WASHINGTON (AP) — Factory orders fell in June for the second straight month due to lower demand for steel, construction machinery and aircraft.
The Commerce Department said Tuesday that factory orders dropped by 1.2 percent to a seasonally adjusted $406.4 billion. Analysts expected a much smaller drop.
May's decline was revised to a steeper decrease of 1.8 percent. It was initially reported as a 1.4 percent drop.
The two months of declines follow nine straight month of increases, as manufacturers ramped up production last fall and helped the U.S. economy grow after four quarters of contraction.
But the sector has since shown signs of stumbling, raising concerns that the economy will slow in the second half of this year.
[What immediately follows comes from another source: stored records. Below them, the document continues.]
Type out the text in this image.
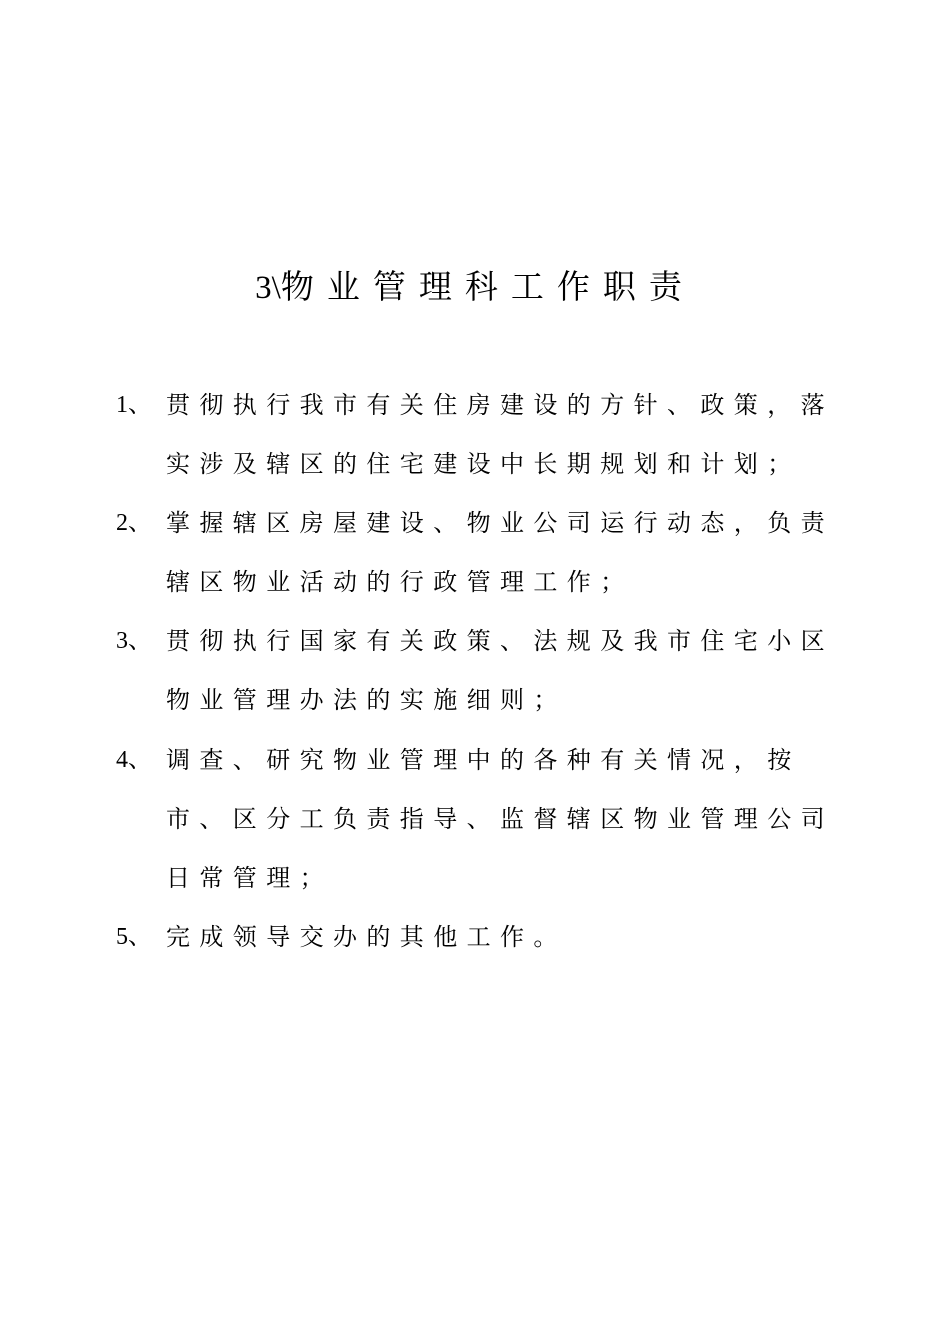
3\物业管理科工作职责
1、 贯彻执行我市有关住房建设的方针、政策，落实涉及辖区的住宅建设中长期规划和计划；
2、 掌握辖区房屋建设、物业公司运行动态，负责辖区物业活动的行政管理工作；
3、 贯彻执行国家有关政策、法规及我市住宅小区物业管理办法的实施细则；
4、 调查、研究物业管理中的各种有关情况，按市、区分工负责指导、监督辖区物业管理公司日常管理；
5、 完成领导交办的其他工作。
On Monday, a trade group said U.S. manufacturing grew for the 12th straight month in July, but at a slower pace.
The factory orders report "suggests that the manufacturing sector has lost some of its growth momentum," John Ryding, an economist at RDQ Economics, wrote in a note to clients.
Other data released Tuesday also showed the economy's momentum slowed at the end of the second quarter. Consumer spending was flat in June, the government said, and personal incomes also remained level.
And the number of buyers who signed contracts to purchase homes fell in June. The National Association of Realtors says its seasonally adjusted index of sales agreements for previously occupied homes dipped 2.6 percent to a reading of 75.7. That was the lowest on records dating back to 2001 and down nearly 19 percent from the same month a year earlier.
Last week, the government said the economy grew at a 2.4 percent annual rate in the April-June quarter, down from a 3.7 percent pace in the first quarter.
One bright spot in the factory orders report is that business spending on capital goods such as machinery grew in June by 0.2 percent. But that was down from a previous estimate of 0.6 percent.
Aircraft orders, a volatile category, fell by 25.6 percent in June, the department said. Excluding the transportation sector, orders fell by 1.1 percent.
The aircraft figures could be distorted by seasonal adjustment. The Boeing Co. says on its website that it booked orders for 49 airplanes in June, after only five orders in May and 34 in April.
But the government expects a large number of aircraft orders in the summer, so the impact of the increase is lessened after seasonal adjustment.
Orders for new construction machinery plummeted by 23.2 percent, after rising sharply in May. Iron and steel mill orders dropped 3.4 percent.
Orders for durable goods — big-ticket items meant to last at least three years — also fell by 1.2 percent in June, a steeper drop than the 1 percent decline reported last month.
Demand for nondurable goods such as food, clothing and chemical products fell by 1.3 percent, the department said. Much of that decline was driven by lower spending on oil and coal, which partly reflects the impact of a drop in oil prices.